NEFSC / READ-SSB-CHAJI-Effort-Displacement---Scallop

Other
0 stars 0 forks source link

data extracting and data processing is super janky #200

Open mle2718 opened 1 year ago

mle2718 commented 1 year ago

data extracting and processing is really slow. bad for replicability.

  1. There's a query to DMIS (wind_test) that pulls everything. This is too much. Since we are just looking at trips that land scallops, we could pull the rows corresponding to tripids where scallop>=1. There are 4.5M rows in wind_test. But there are only ~360,000 rows that we care about. I think we want this:
select * from APSD.DMIS_WIND_TEST@garfo_nefsc where docid in (
select distinct docid FROM APSD.DMIS_WIND_TEST@garfo_nefsc where nespp3=800);
  1. The DMIS query has a similar issue, but it's harder to subset on just trips that landed 800. It also takes much less time to run this query, so maybe we don't have to improve it. This should work:
    SELECT TRIP_ID, DOCID, ACTIVITY_CODE, DAS_ID, LGC_A, LGC_B, LGC_C, SC_2, SC_3, SC_4, SC_5, SC_6, SC_7, SC_8, SC_9, SG_1A, SG_1B
    FROM APSD.t_ssb_trip_current@garfo_nefsc where trip_id in (
    SELECT distinct trip_id 
    FROM APSD.t_ssb_catch_current@garfo_nefsc where nespp3=800);
mle2718 commented 1 year ago

The copy-over is a little sketchy too. If the "copy-over" option is done, it will change the data vintage from the date the file was extracted to set things up for the data_processing step. There are 4 files that go into the data processing.

Scallop_Linkingorg <- readRDS(here("data","intermediate",paste0("Scallop_Linkingorg_",vintage_string,".Rds")))
RESULT_COMPILED <- readRDS(here("data","intermediate",paste0("RESULT_COMPILED_",vintage_string,".Rds")))
APSD_DMIS_2 <- readRDS(here("data","intermediate",paste0("APSD_DMIS_2_",vintage_string,".Rds")))
all_yrs_costs <- readRDS(here("data","intermediate",paste0("all_yrs_costs_",vintage_string,".Rds")))

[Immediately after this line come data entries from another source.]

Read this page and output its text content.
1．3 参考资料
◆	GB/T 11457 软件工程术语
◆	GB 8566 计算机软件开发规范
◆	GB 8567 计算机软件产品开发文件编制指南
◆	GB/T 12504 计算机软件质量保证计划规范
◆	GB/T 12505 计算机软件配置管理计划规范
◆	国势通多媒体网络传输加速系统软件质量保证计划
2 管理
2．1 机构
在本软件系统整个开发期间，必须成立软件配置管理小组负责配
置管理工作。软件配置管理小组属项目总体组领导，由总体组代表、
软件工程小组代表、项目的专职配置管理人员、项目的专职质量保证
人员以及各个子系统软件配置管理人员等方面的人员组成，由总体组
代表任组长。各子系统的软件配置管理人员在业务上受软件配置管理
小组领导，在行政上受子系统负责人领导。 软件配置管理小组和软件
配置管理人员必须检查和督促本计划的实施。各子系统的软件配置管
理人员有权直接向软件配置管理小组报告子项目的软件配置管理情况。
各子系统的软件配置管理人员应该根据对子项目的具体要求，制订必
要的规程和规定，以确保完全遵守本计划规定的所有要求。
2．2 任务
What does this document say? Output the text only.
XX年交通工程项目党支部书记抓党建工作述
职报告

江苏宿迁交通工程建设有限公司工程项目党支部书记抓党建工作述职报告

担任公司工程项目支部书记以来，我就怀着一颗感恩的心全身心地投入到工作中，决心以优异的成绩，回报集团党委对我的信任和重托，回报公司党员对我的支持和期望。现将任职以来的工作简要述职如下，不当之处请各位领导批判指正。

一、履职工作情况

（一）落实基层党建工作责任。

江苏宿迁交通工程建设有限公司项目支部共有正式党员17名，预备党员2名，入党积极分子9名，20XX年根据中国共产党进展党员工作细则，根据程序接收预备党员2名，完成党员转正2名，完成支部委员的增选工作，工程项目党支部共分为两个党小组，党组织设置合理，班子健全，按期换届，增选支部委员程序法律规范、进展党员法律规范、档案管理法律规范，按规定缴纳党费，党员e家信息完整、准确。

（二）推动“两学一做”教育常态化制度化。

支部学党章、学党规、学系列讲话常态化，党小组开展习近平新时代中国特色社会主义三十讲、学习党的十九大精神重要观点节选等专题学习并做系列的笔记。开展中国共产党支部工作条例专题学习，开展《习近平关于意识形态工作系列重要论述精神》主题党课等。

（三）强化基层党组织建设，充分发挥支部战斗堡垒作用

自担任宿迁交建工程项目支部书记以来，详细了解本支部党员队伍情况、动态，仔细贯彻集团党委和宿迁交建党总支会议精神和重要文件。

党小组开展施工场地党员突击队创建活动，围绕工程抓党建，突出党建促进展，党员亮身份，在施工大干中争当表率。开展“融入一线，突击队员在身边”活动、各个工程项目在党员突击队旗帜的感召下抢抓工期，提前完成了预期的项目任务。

And that file expects them all to have the same value of vintage_string.

possible solution: modify reset_vintage_string chunk to up all four vintage strings. And then set the output one to either 'today', the earliest, or the latest of the four?

mchaji commented 1 year ago

I think this was fixed by _data_processingsteps.R or do we need to keep this issue open?

mle2718 commented 1 year ago

@mchaji I'm not sure. Let's leave it open for now.